Beyond Europe is supported by:

Mary Kaldor

Mary Kaldor

Mary Kaldor is Professor and Director of the Centre for the Study of Global Governance, London School of Economics and Political Science. She previously worked at the Stockholm International Peace Research Institute (SIPRI), and the Science Policy Research Unit and the Sussex European Institute at the University of Sussex. Her books include The Baroque Arsenal (1982) The Imaginary War (1990) New and Old Wars: Organised Violence in a Global Era (1999) Global Civil Society: An Answer to War (2003). She was a founder member of European Nuclear Disarmament (END), founder and Co-Chair of the Helsinki Citizen’s Assembly, and a member of the International Independent Commission to investigate the Kosovo Crisis, established by the Swedish Prime Minister and chaired by Richard Goldstone, which published the Kosovo Report (Oxford: OUP) in autumn 2000. Mary Kaldor was also convenor of the study group on European Security Capabilities established at the request of Javier Solana, which produced the Barcelona report, ‘A Human Security Doctrine for Europe’ and in 2007 the follow-up report, A European Way of Security: The Madrid Report of the Human Security Study Group.

Jim Skelly

James Skelly

James Skelly is currently a Visiting Professor of Peace Studies at Magee College of the University of Ulster in Derry, Northern Ireland; a Senior Fellow at the Baker Institute for Peace and Conflict Studies at Juniata College in Pennsylvania; and, Coordinator for Peace & Justice Programming for BCA, an international education organization. He holds a BA from the University of Minnesota, and an MA and PhD from the University of California, San Diego. He has served in administrative and research positions at the University of California’s Institute on Global Conflict & Cooperation; New York University’s Center for War, Peace and the News Media; the Institute of International Studies, at the University of California, Berkeley; and, the European University Center for Peace Studies in Austria.
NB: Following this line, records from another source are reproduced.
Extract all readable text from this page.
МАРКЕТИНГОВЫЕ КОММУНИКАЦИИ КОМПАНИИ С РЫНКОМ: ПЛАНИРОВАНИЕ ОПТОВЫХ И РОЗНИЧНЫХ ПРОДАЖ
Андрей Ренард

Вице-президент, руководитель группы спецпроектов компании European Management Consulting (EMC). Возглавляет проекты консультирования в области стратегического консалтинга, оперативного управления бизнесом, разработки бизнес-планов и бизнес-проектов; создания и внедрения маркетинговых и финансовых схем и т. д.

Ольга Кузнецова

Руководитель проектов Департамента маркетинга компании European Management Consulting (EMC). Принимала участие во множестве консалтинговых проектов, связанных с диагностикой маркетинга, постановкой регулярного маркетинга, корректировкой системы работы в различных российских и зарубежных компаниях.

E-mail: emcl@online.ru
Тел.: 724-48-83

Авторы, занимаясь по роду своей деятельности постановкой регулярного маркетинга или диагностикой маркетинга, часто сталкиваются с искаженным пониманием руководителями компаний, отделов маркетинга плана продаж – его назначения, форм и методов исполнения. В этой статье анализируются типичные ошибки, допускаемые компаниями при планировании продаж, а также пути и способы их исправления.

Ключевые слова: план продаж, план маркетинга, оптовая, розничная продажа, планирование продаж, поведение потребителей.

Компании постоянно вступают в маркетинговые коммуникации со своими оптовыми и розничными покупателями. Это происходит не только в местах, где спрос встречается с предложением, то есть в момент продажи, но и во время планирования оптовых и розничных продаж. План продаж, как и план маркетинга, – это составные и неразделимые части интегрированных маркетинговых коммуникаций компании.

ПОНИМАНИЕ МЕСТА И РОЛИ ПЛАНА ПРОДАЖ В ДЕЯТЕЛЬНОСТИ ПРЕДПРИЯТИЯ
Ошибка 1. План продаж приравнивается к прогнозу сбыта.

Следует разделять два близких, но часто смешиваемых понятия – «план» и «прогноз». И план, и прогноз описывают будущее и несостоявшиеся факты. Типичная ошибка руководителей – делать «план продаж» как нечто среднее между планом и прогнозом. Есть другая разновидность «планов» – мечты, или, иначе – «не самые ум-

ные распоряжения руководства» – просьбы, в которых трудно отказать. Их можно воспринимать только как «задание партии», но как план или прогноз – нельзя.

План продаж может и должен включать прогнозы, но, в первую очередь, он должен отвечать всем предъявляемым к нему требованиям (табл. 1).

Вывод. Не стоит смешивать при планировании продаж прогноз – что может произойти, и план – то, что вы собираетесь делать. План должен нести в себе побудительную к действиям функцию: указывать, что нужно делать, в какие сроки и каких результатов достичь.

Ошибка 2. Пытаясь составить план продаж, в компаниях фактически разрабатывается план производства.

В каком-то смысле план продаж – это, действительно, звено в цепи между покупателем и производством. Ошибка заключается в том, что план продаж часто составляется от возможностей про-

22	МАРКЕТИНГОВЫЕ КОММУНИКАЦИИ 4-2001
His research and teaching interests are rooted in the sociology of knowledge and focus on reality construction related to issues of peace and conflict including a focus on the moral and political dilemmas of soldiers, which arises from his refusal to serve as a military officer in Vietnam – a subsequent lawsuit against the United States Secretary of Defense helped to redefine the criteria for in-service conscientious objection. He has written and edited numerous articles informed by these research interests including a recent special edition of Peace Review on war and the dilemmas of soldiers, and articles focused on the political and moral dilemmas that confront soldiers in the Iraq war that have been published in openDemocracy.